Interest on Excess Reserves
Some of the clever readers in the blogosphere have suggested an alternative solution. The Fed now pays interest on deposits. If the Fed were able to increase that interest rate arbitrarily, it would quickly become more appealing to deposit funds at the Fed than loan them out. This would give the Fed another way to effectively take dollars out of circulation and curb inflation.
A key problem with this idea is that the Fed's balance sheet grows gradually worse. Just like anyone's favorite Ponzi -- or Madoff -- scheme, the Fed would be paying out more in interest on its good liabilities than it takes in on its bum assets. It's fun to call the Fed a Ponzi scheme, but in this case it would actually be true: it would gradually grow more broke.
This might be a temporary state of affairs as it acquires more assets that yield more than it must pay out in the future, but that really depends on the state of the economy, and how much inflation it's willing to suffer.

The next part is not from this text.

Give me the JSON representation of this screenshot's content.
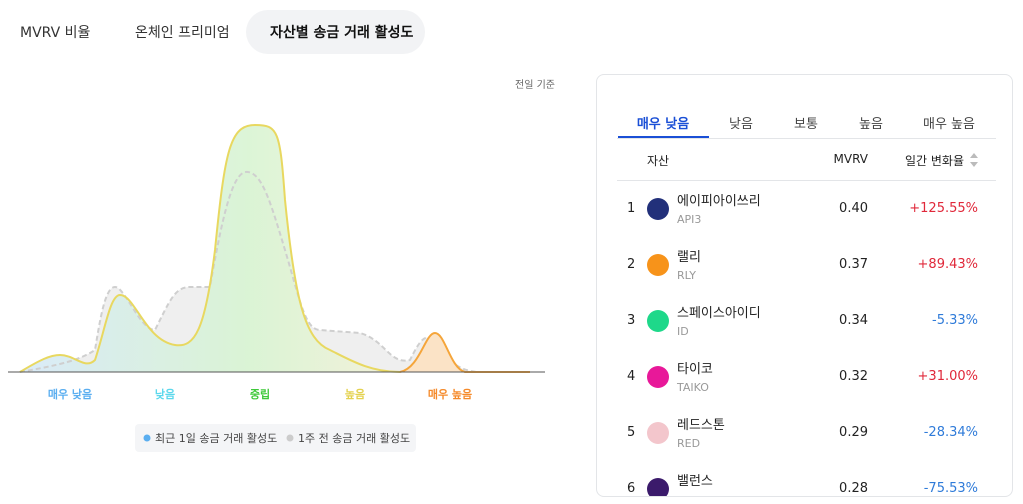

Thus, even if the Fed ran out of assets to sell, it still isn't completely powerless. In fact, the things that normally cause a Ponzi scheme to fail, like excessive redemption requests, are by definition not at play here. Could it go on indefinitely?
Required Reserve Ratios
The Fed can also simply change by mandate how many dollars are deposited on its books by depository institutions. It increases the required reserve ratio, which should mean the bank can create fewer dollars. Unfortunately, banks are pretty talented at getting around regulations designed to limit their aggressive risk taking. The shadow banking system and other leveraging mechanisms would probably flourish.
The RRR is currently roughly 10%. It could easily be raised or lowered from there. It might not have much tangible impact, and it would crimp bank profitability. However, if enforced well, it would be a way to curb money creation with little risk to the Fed.
Even if the Fed is in the hole, there are still a lot of things the Fed can do. I don't think the Fed will run out of options for controlling inflation.
Are there lesser risks than hyperinflation or collapse of the currency?
If either of the first two options were used, there would be more dollars outstanding than there would naturally be, which would be somewhat more inflationary, and require somewhat higher interest rates to combat it. That's probably not a really big deal.
The one risk that I have sympathy for is a general loss of confidence in the currency. Holders may anticipate the need for the bank to recapitalize itself, through inflation or taxation of dollars, and desire to escape this. They may also not really enjoy Ponzi schemes. This loss of confidence should lead to an increase in the level of interest rates or the amount of inflation that would occur. It's a long-term drag either way.
The only way I could see a real hyperinflationary collapse happen is if the Fed were politically restricted from fighting aggressively, or there were simply a widespread collapse of confidence in the currency altogether.
Complex topic, and I'm sure I missed a lot of things. What are your thoughts?